Destruction, p.22
Destruction,
p.22
He kept the idea that they were heading for an ambush in the back of his head. Better to be prepared and be wrong than to walk right into a trap.
“I don’t like this,” Dante said as if reading his mind. “Where are they?”
“Good question,” John replied. “I’m getting a little antsy too.”
“You think maybe Caleb got the energy unit?” Paige asked. “It could be they lost interest in getting the ship ready.”
“I hope that’s true. I’m not counting on it.”
“Betting against your friend?” Dante asked.
“Only because Riley Valentine is involved. She’s going to pull some shit. I hope Cal cuts her down before she can.”
“Roger that.”
The passage continued across the center of the city-ship, but Earther squad didn’t need to go nearly that far. They hooked left at the next adjacent passage, which led them a short distance to the teleporter. John and Paige entered the room first, scanning both sides before calling it clear.
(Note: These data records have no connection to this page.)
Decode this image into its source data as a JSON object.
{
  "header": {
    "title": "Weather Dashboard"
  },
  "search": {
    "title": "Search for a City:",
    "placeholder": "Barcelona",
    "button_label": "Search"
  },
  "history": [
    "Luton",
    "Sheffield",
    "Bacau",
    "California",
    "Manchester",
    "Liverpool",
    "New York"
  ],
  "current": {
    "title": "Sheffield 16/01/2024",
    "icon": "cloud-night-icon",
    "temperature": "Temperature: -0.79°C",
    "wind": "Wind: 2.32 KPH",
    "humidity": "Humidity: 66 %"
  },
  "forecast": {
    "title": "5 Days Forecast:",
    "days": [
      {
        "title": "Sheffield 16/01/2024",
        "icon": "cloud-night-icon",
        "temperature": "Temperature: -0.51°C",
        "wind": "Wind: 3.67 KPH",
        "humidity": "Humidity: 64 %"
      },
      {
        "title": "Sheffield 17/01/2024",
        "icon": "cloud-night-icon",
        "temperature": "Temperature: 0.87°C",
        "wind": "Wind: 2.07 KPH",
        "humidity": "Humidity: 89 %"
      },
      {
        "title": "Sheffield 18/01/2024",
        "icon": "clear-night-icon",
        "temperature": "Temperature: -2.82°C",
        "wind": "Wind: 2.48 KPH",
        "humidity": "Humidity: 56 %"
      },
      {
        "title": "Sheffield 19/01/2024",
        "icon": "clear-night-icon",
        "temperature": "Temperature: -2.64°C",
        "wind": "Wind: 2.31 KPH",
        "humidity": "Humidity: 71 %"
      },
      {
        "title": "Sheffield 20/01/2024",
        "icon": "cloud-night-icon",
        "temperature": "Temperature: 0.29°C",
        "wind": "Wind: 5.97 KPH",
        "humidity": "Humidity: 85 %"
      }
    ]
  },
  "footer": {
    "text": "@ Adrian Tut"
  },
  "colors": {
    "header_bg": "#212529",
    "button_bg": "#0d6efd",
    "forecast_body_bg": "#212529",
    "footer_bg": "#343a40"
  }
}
“Paige, Dante, cover the door,” John said. “Hori, I assume you know how to work this thing?” He pointed at the teleporter’s control terminal.
“Chi Za,” Hori replied, walking over to it. He activated the projection and tapped on a few of the symbols. Then he pointed at the platform.
“Ready?” John asked.
“Chi Za,” Hori replied.
“I hate these things,” Paige said, climbing onto the platform.
“How can you hate them?” Dante asked. “You can’t even feel—“
The teleporter activated in a flash of white light. When it dimmed, they were somewhere else.
The room they landed in was pitch black, so dark it took John’s battle armor a few seconds to begin to compensate, and even then it left the room in a black haze. A glance at the schematic told him they hadn’t gone where they were supposed to go.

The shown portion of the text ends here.